A graduate of Elkins High School in 1942, Cox immediately joined the United States Marine Corps after seeing the devastation caused by the 1941 attack on Pearl Harbor. He served as a member of the infantry division.

“Our job was to go in there and take the island – whichever one we were going into,” Cox said. “I was a senior in high school when they bombed Pearl Harbor. I graduated in May (1942) and joined the Marine Corps. I went to Clarksburg to the recruiter and said ‘I’m here to join the Marine Corps.’ He said ‘I can’t send you to Parris Island,’ I said ‘Why not?’ and he said ‘They’re full,’ so he said ‘I can send you to California, San Diego,’ and I said ‘I’m here to go, send me.'”

“(What prompted me to serve) was what they did when they bombed Pearl Harbor. They killed all those innocent people,” Cox said. “I’ve always thought this, that they made their mistake when they didn’t come on in and take the island. They went back to the aircraft carrier and went back home. That gave us a chance to get ready for them.”

Cox said when they were getting off the ship for the invasions, they were instructed to take no prisoners, advice they heeded.

“When you go in to take the island you take it. The last order going off the Navy ship, they came on the loud speaker on the ship and said ‘Attention, all Marines, do not take any prisoners,'” Cox said. “We didn’t take any because those women and those teenage boys kill you just as fast as the men.”

He said his Marine unit was the first in the Pacific to use automatic Garand M-1 guns which held eight shots, compared to units before them that used a Springfield which only held five shots. He added it was also quick and efficient to reload eight more rounds into the M-1 weapons.

“The Japanese, when we were first out there, they would count to five and then charge,” Cox said. “We had three waiting for them and then eight more to put in so they soon learned to count to eight.”

Cox said that his service taught him to defend himself.

“They taught me how to take care of myself, judo and all that stuff. I weighed 165 pounds and was six-foot tall but I wasn’t afraid of anybody,” Cox said. “I figured I could handle anybody that got in my way.”

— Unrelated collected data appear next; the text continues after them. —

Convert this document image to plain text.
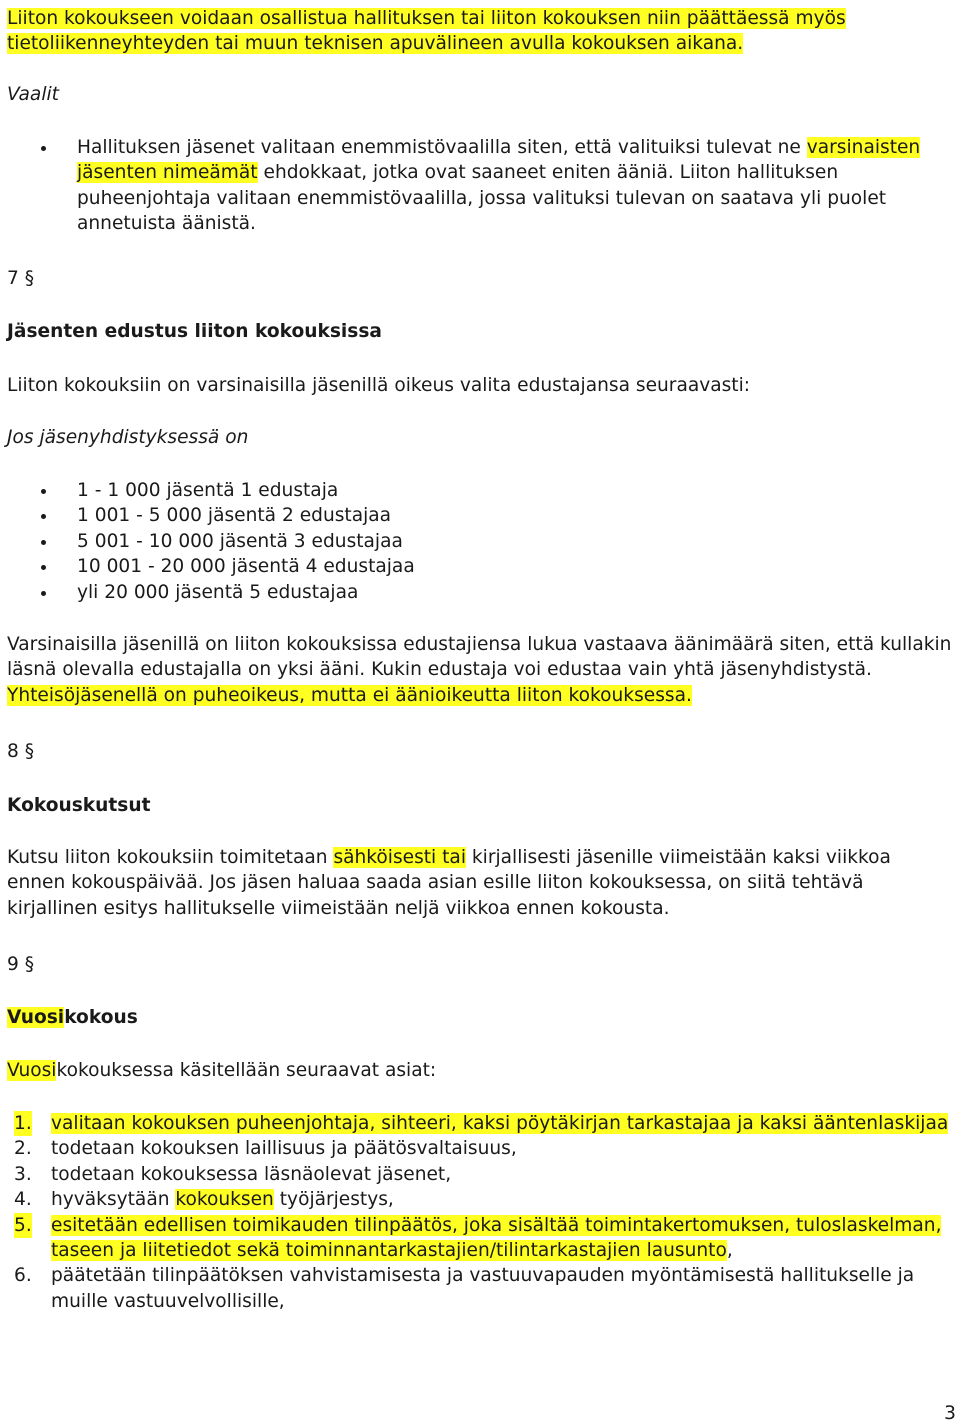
Liiton kokoukseen voidaan osallistua hallituksen tai liiton kokouksen niin päättäessä myös
tietoliikenneyhteyden tai muun teknisen apuvälineen avulla kokouksen aikana.

Vaalit

Hallituksen jäsenet valitaan enemmistövaalilla siten, että valituiksi tulevat ne varsinaisten jäsenten nimeämät ehdokkaat, jotka ovat saaneet eniten ääniä. Liiton hallituksen puheenjohtaja valitaan enemmistövaalilla, jossa valituksi tulevan on saatava yli puolet annetuista äänistä.

7 §

Jäsenten edustus liiton kokouksissa

Liiton kokouksiin on varsinaisilla jäsenillä oikeus valita edustajansa seuraavasti:

Jos jäsenyhdistyksessä on

1 - 1 000 jäsentä 1 edustaja
1 001 - 5 000 jäsentä 2 edustajaa
5 001 - 10 000 jäsentä 3 edustajaa
10 001 - 20 000 jäsentä 4 edustajaa
yli 20 000 jäsentä 5 edustajaa

Varsinaisilla jäsenillä on liiton kokouksissa edustajiensa lukua vastaava äänimäärä siten, että kullakin läsnä olevalla edustajalla on yksi ääni. Kukin edustaja voi edustaa vain yhtä jäsenyhdistystä. Yhteisöjäsenellä on puheoikeus, mutta ei äänioikeutta liiton kokouksessa.

8 §

Kokouskutsut

Kutsu liiton kokouksiin toimitetaan sähköisesti tai kirjallisesti jäsenille viimeistään kaksi viikkoa ennen kokouspäivää. Jos jäsen haluaa saada asian esille liiton kokouksessa, on siitä tehtävä kirjallinen esitys hallitukselle viimeistään neljä viikkoa ennen kokousta.

9 §

Vuosikokous

Vuosikokouksessa käsitellään seuraavat asiat:

1. valitaan kokouksen puheenjohtaja, sihteeri, kaksi pöytäkirjan tarkastajaa ja kaksi ääntenlaskijaa
2. todetaan kokouksen laillisuus ja päätösvaltaisuus,
3. todetaan kokouksessa läsnäolevat jäsenet,
4. hyväksytään kokouksen työjärjestys,
5. esitetään edellisen toimikauden tilinpäätös, joka sisältää toimintakertomuksen, tuloslaskelman, taseen ja liitetiedot sekä toiminnantarkastajien/tilintarkastajien lausunto,
6. päätetään tilinpäätöksen vahvistamisesta ja vastuuvapauden myöntämisestä hallitukselle ja muille vastuuvelvollisille,
3
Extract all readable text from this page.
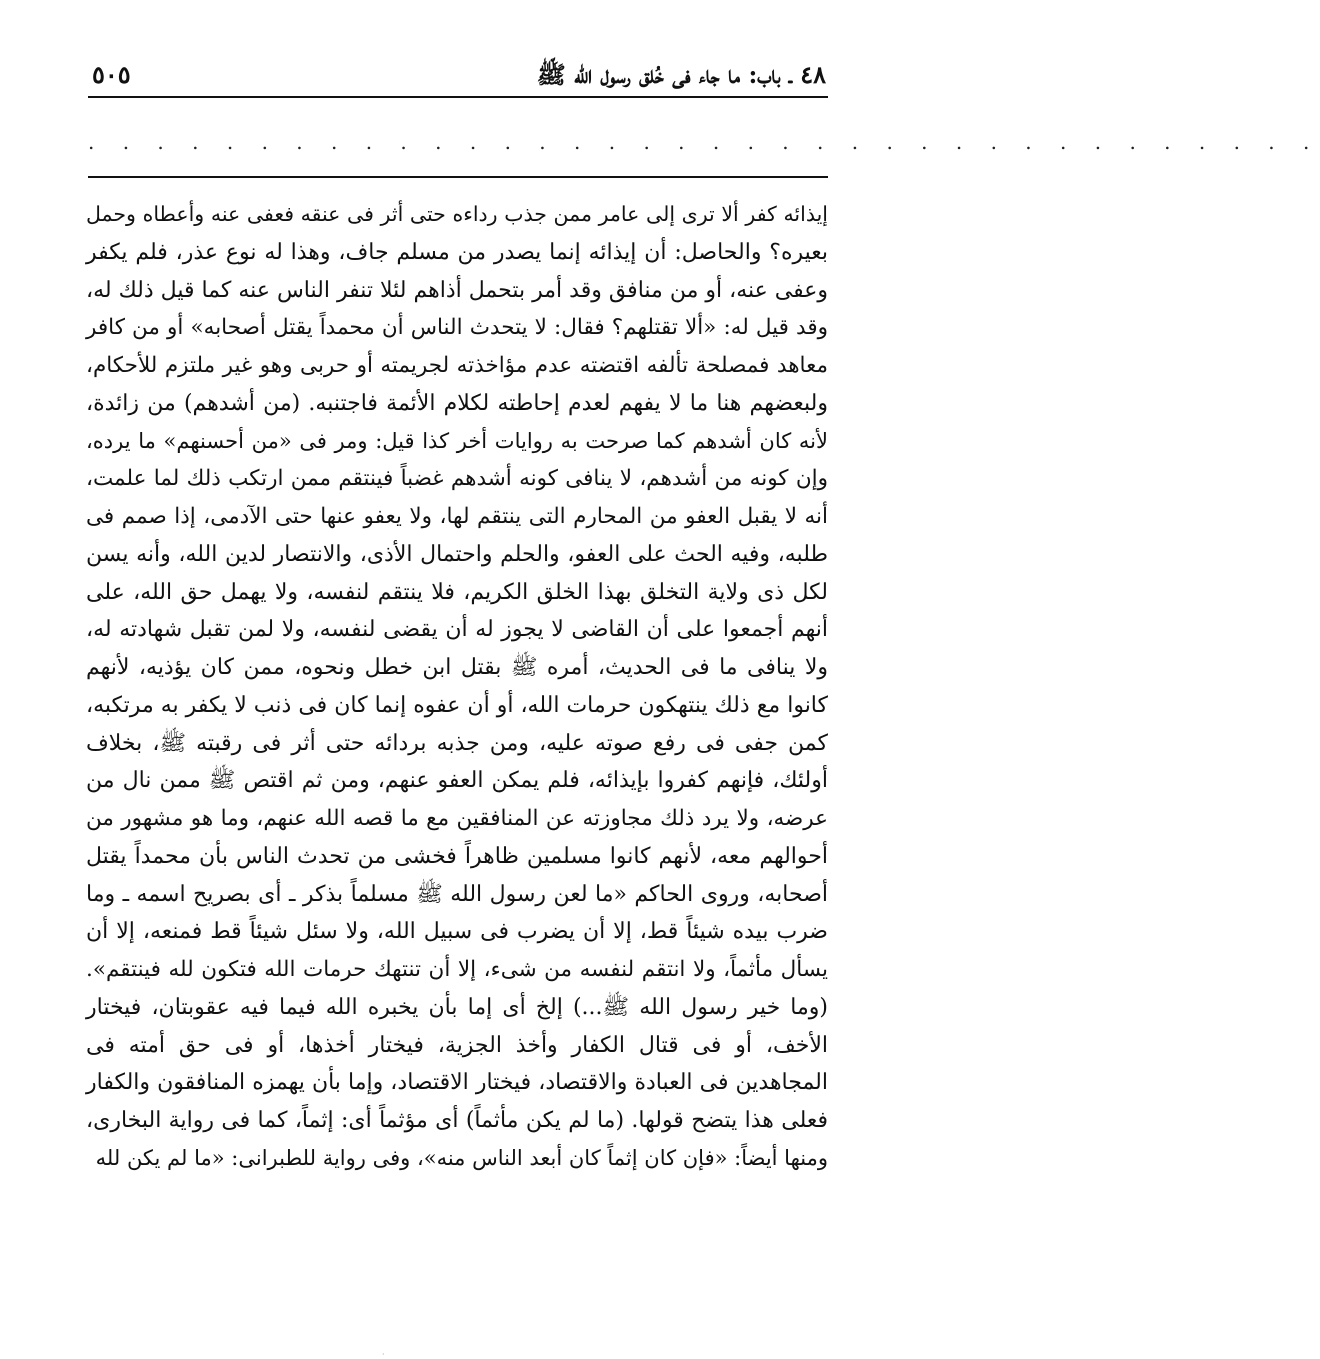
٥٠٥	٤٨ ـ باب: ما جاء فى خُلق رسول الله ﷺ
. . . . . . . . . . . . . . . . . . . . . . . . . . . . . . . . . . . .
إيذائه كفر ألا ترى إلى عامر ممن جذب رداءه حتى أثر فى عنقه فعفى عنه وأعطاه وحمل
بعيره؟ والحاصل: أن إيذائه إنما يصدر من مسلم جاف، وهذا له نوع عذر، فلم يكفر
وعفى عنه، أو من منافق وقد أمر بتحمل أذاهم لئلا تنفر الناس عنه كما قيل ذلك له،
وقد قيل له: «ألا تقتلهم؟ فقال: لا يتحدث الناس أن محمداً يقتل أصحابه» أو من كافر
معاهد فمصلحة تألفه اقتضته عدم مؤاخذته لجريمته أو حربى وهو غير ملتزم للأحكام،
ولبعضهم هنا ما لا يفهم لعدم إحاطته لكلام الأئمة فاجتنبه. (من أشدهم) من زائدة،
لأنه كان أشدهم كما صرحت به روايات أخر كذا قيل: ومر فى «من أحسنهم» ما يرده،
وإن كونه من أشدهم، لا ينافى كونه أشدهم غضباً فينتقم ممن ارتكب ذلك لما علمت،
أنه لا يقبل العفو من المحارم التى ينتقم لها، ولا يعفو عنها حتى الآدمى، إذا صمم فى
طلبه، وفيه الحث على العفو، والحلم واحتمال الأذى، والانتصار لدين الله، وأنه يسن
لكل ذى ولاية التخلق بهذا الخلق الكريم، فلا ينتقم لنفسه، ولا يهمل حق الله، على
أنهم أجمعوا على أن القاضى لا يجوز له أن يقضى لنفسه، ولا لمن تقبل شهادته له،
ولا ينافى ما فى الحديث، أمره ﷺ بقتل ابن خطل ونحوه، ممن كان يؤذيه، لأنهم
كانوا مع ذلك ينتهكون حرمات الله، أو أن عفوه إنما كان فى ذنب لا يكفر به مرتكبه،
كمن جفى فى رفع صوته عليه، ومن جذبه بردائه حتى أثر فى رقبته ﷺ، بخلاف
أولئك، فإنهم كفروا بإيذائه، فلم يمكن العفو عنهم، ومن ثم اقتص ﷺ ممن نال من
عرضه، ولا يرد ذلك مجاوزته عن المنافقين مع ما قصه الله عنهم، وما هو مشهور من
أحوالهم معه، لأنهم كانوا مسلمين ظاهراً فخشى من تحدث الناس بأن محمداً يقتل
أصحابه، وروى الحاكم «ما لعن رسول الله ﷺ مسلماً بذكر ـ أى بصريح اسمه ـ وما
ضرب بيده شيئاً قط، إلا أن يضرب فى سبيل الله، ولا سئل شيئاً قط فمنعه، إلا أن
يسأل مأثماً، ولا انتقم لنفسه من شىء، إلا أن تنتهك حرمات الله فتكون لله فينتقم».
(وما خير رسول الله ﷺ...) إلخ أى إما بأن يخبره الله فيما فيه عقوبتان، فيختار
الأخف، أو فى قتال الكفار وأخذ الجزية، فيختار أخذها، أو فى حق أمته فى
المجاهدين فى العبادة والاقتصاد، فيختار الاقتصاد، وإما بأن يهمزه المنافقون والكفار
فعلى هذا يتضح قولها. (ما لم يكن مأثماً) أى مؤثماً أى: إثماً، كما فى رواية البخارى،
ومنها أيضاً: «فإن كان إثماً كان أبعد الناس منه»، وفى رواية للطبرانى: «ما لم يكن لله
·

He added he does not regret serving with the United States Marine Corps to protect the country. Cox remembers a Texas man who he became friends with during his time in the service who tragically lost his life to a drunk driver a mere three days after the pair were discharged.

“I had one buddy I was in boot camp with. We went clear through the war together and made plans after the war that we would meet after we raised our families. We had each other’s phone numbers and everything,” he said. “Three days after I got home — got my discharge — his mother called me. He got broadsided at a stop light by a drunk and it killed him. He went clear through the war and didn’t have a bit of trouble, went home and got killed at home. It was terrible.”

Cox said when he was discharged, the military attempted to sign him up for an additional three years but he declined.

“When I got my discharge, they wanted to give me another stripe and sign me up for three more years,” Cox said. “I said ‘No thanks, boys, I’m going home. I’ve had my share of it.’ Seventeen months in the South Pacific was enough of it.”

Cox played football, basketball and ran track at Elkins High School and made first-team in all three sports.

After his service, Cox drove a truck for Valley Supply Company for one year, then worked at T&W Sales for 17 years before it was bought out. Cox continued working there for 23 years after the company was taken over by Kraft.